Sixtus IV. und seine Familie: Die Della Rovere und die Riario


FRANCESCO DE RUVERE, der spätere Papst Sixtus IV., wurde 1414 als Sohn des Leonardo de Ruvere und der Luchina Monleone in Albissola, einem Vorort von Savona, geboren. Der Vater war Tuchscherer, das heißt, er schnitt die heraushängenden Fäden von Wolltuchen ab, um diese zu glätten. Um sein Handwerk ausüben zu können, hatte er sich in die Wollzunft eingeschrieben und beteiligte sich als Zunftmitglied an der Regierung der Stadt, der er dreimal angehörte. Seine gesellschaftliche und materielle Stellung war deshalb recht ansehnlich – immerhin war er in der Lage, ein Grab für sich und seine Frau im Innenhof des Franziskanerklosters in Savona zu erwerben. Luchina Monteleone stammte wahrscheinlich aus dem gleichen Handwerkermilieu wie er selbst. Neben Francesco hatte das Paar noch mehrere andere Kinder. Von Niccolò ist nur der Name bekannt, von Raffaele weiß man lediglich, dass er 1477 in Rom starb. Sein Sohn Giuliano ließ ihm von dem bekannten Bildhauer Andrea Bregno ein Grabmal in der römischen Kirche Santi Apostoli errichten.

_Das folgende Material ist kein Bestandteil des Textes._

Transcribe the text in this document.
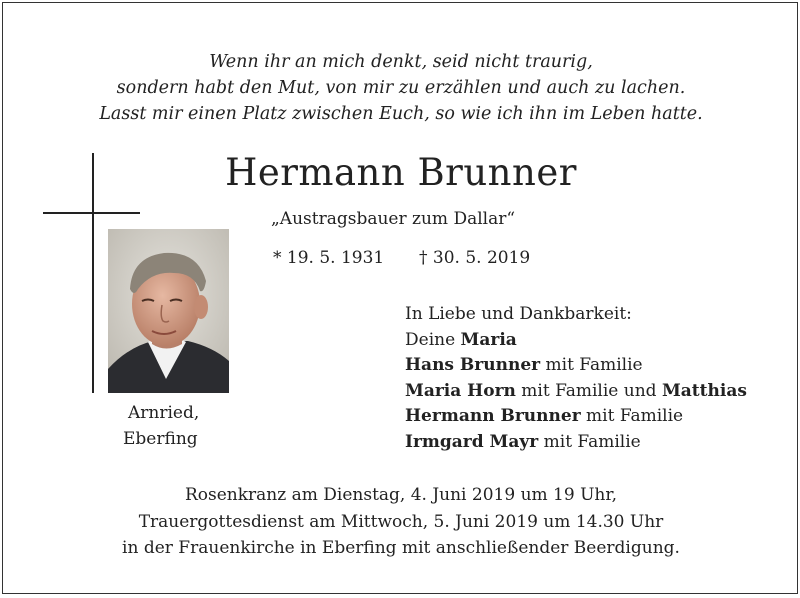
Wenn ihr an mich denkt, seid nicht traurig,
sondern habt den Mut, von mir zu erzählen und auch zu lachen.
Lasst mir einen Platz zwischen Euch, so wie ich ihn im Leben hatte.
Hermann Brunner
Arnried,
Eberfing
„Austragsbauer zum Dallar“
* 19. 5. 1931 † 30. 5. 2019
In Liebe und Dankbarkeit:
Deine Maria
Hans Brunner mit Familie
Maria Horn mit Familie und Matthias
Hermann Brunner mit Familie
Irmgard Mayr mit Familie
Rosenkranz am Dienstag, 4. Juni 2019 um 19 Uhr,
Trauergottesdienst am Mittwoch, 5. Juni 2019 um 14.30 Uhr
in der Frauenkirche in Eberfing mit anschließender Beerdigung.
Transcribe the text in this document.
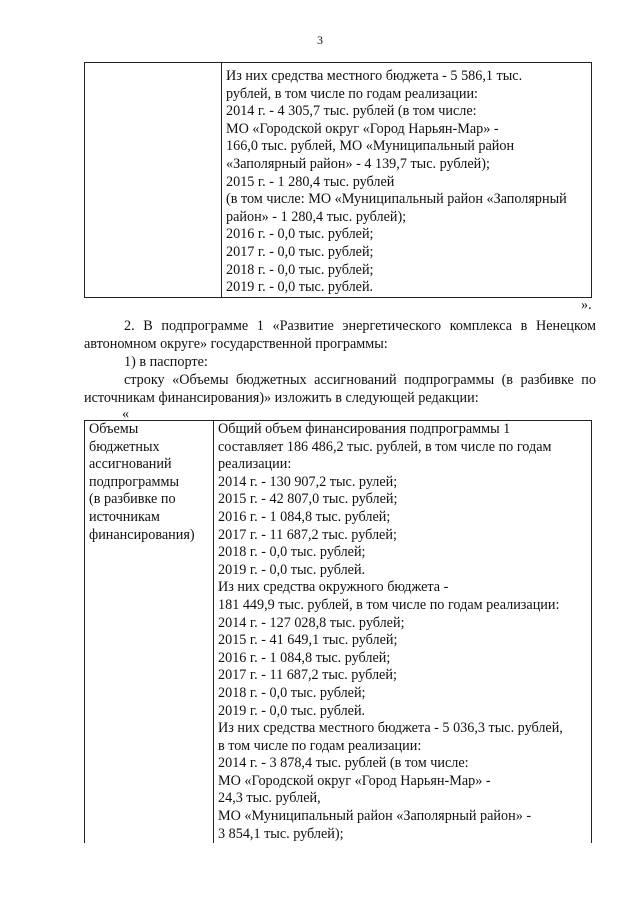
3

Из них средства местного бюджета - 5 586,1 тыс.
рублей, в том числе по годам реализации:
2014 г. - 4 305,7 тыс. рублей (в том числе:
МО «Городской округ «Город Нарьян-Мар» -
166,0 тыс. рублей, МО «Муниципальный район
«Заполярный район» - 4 139,7 тыс. рублей);
2015 г. - 1 280,4 тыс. рублей
(в том числе: МО «Муниципальный район «Заполярный
район» - 1 280,4 тыс. рублей);
2016 г. - 0,0 тыс. рублей;
2017 г. - 0,0 тыс. рублей;
2018 г. - 0,0 тыс. рублей;
2019 г. - 0,0 тыс. рублей.
».
2. В подпрограмме 1 «Развитие энергетического комплекса в Ненецком автономном округе» государственной программы:
1) в паспорте:
строку «Объемы бюджетных ассигнований подпрограммы (в разбивке по источникам финансирования)» изложить в следующей редакции:
«
Объемы
бюджетных
ассигнований
подпрограммы
(в разбивке по
источникам
финансирования)

Общий объем финансирования подпрограммы 1
составляет 186 486,2 тыс. рублей, в том числе по годам
реализации:
2014 г. - 130 907,2 тыс. рулей;
2015 г. - 42 807,0 тыс. рублей;
2016 г. - 1 084,8 тыс. рублей;
2017 г. - 11 687,2 тыс. рублей;
2018 г. - 0,0 тыс. рублей;
2019 г. - 0,0 тыс. рублей.
Из них средства окружного бюджета -
181 449,9 тыс. рублей, в том числе по годам реализации:
2014 г. - 127 028,8 тыс. рублей;
2015 г. - 41 649,1 тыс. рублей;
2016 г. - 1 084,8 тыс. рублей;
2017 г. - 11 687,2 тыс. рублей;
2018 г. - 0,0 тыс. рублей;
2019 г. - 0,0 тыс. рублей.
Из них средства местного бюджета - 5 036,3 тыс. рублей,
в том числе по годам реализации:
2014 г. - 3 878,4 тыс. рублей (в том числе:
МО «Городской округ «Город Нарьян-Мар» -
24,3 тыс. рублей,
МО «Муниципальный район «Заполярный район» -
3 854,1 тыс. рублей);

Im Alter von neun Jahren, 1423 also, wurde Francesco vom Vater dem Franziskaner Giovanni Pinarolo anvertraut, der ihn auf das Klosterleben im Konvent von Savona vorbereitete. Francesco erhielt seine erste Ausbildung in Pinerolo und studierte danach Philosophie und Theologie an den Universitäten Bologna und Padua. 1444 erwarb er in Padua den Doktortitel und lehrte in den folgenden Jahren an den Universitäten in Padua, Bologna, Pavia, Siena, Florenz und Perugia. 1460 wurde er zum Ordensgeneral gewählt und am 18. September 1467 von Papst Paul II., Pietro Barbo mit weltlichem Namen, zum Kardinal erhoben. Am 15. November kam er nach Rom, um den roten Kardinalshut in Empfang und seine Titelkirche San Pietro in Vincoli in Besitz zu nehmen.

Kurz nach seiner Ernennung zum Kardinal schrieb Francesco Della Rovere am 18. Mai 1468 einen Brief an Cristoforo Della Rovere aus dem Geschlecht der Herren von Vinovo in Piemont. Darin drückte er ihm große Zuneigung und Wertschätzung aus und wandte sich an ihn wie an einen Verwandten. Eine Verwandtschaft zwischen den Handwerkern aus Savona und den piemontesischen Adligen ist jedoch nirgendwo bezeugt. Gemeinsam war ihnen nur der Name, wie der römische Chronist Jacopo Gherardi in seinem «Diario Romano» unmissverständlich vermerkte: «nulla tamen cognatione pontificem tangens, solo cognomine Ruvereo» – durch keine Verwandtschaft, nur durch den Familiennamen mit dem Papst verbunden. Während seiner kurzen Zeit als Kardinal beschäftigte sich Francesco Della Rovere vor allem mit theologischen Studien und Kontroversen, bis er am 9. August 1471 zum Papst gewählt wurde. Seine Wahl verdankte er nicht zuletzt Fra Pietro Riario, dem es gelang, die in Rom anwesenden Diplomaten des Herzogs von Mailand, Galeazzo Maria Sforza, davon zu überzeugen, dass Della Rovere der richtige Kandidat sei. Dieser nahm den Namen Sixtus IV. an und ernannte schon wenige Monate nach seiner Wahl am 15. Dezember 1471 zwei Neffen – für solche werden sie jedenfalls in der Forschung meist gehalten – zu Kardinälen. Es waren Giuliano Della Rovere und Pietro Riario.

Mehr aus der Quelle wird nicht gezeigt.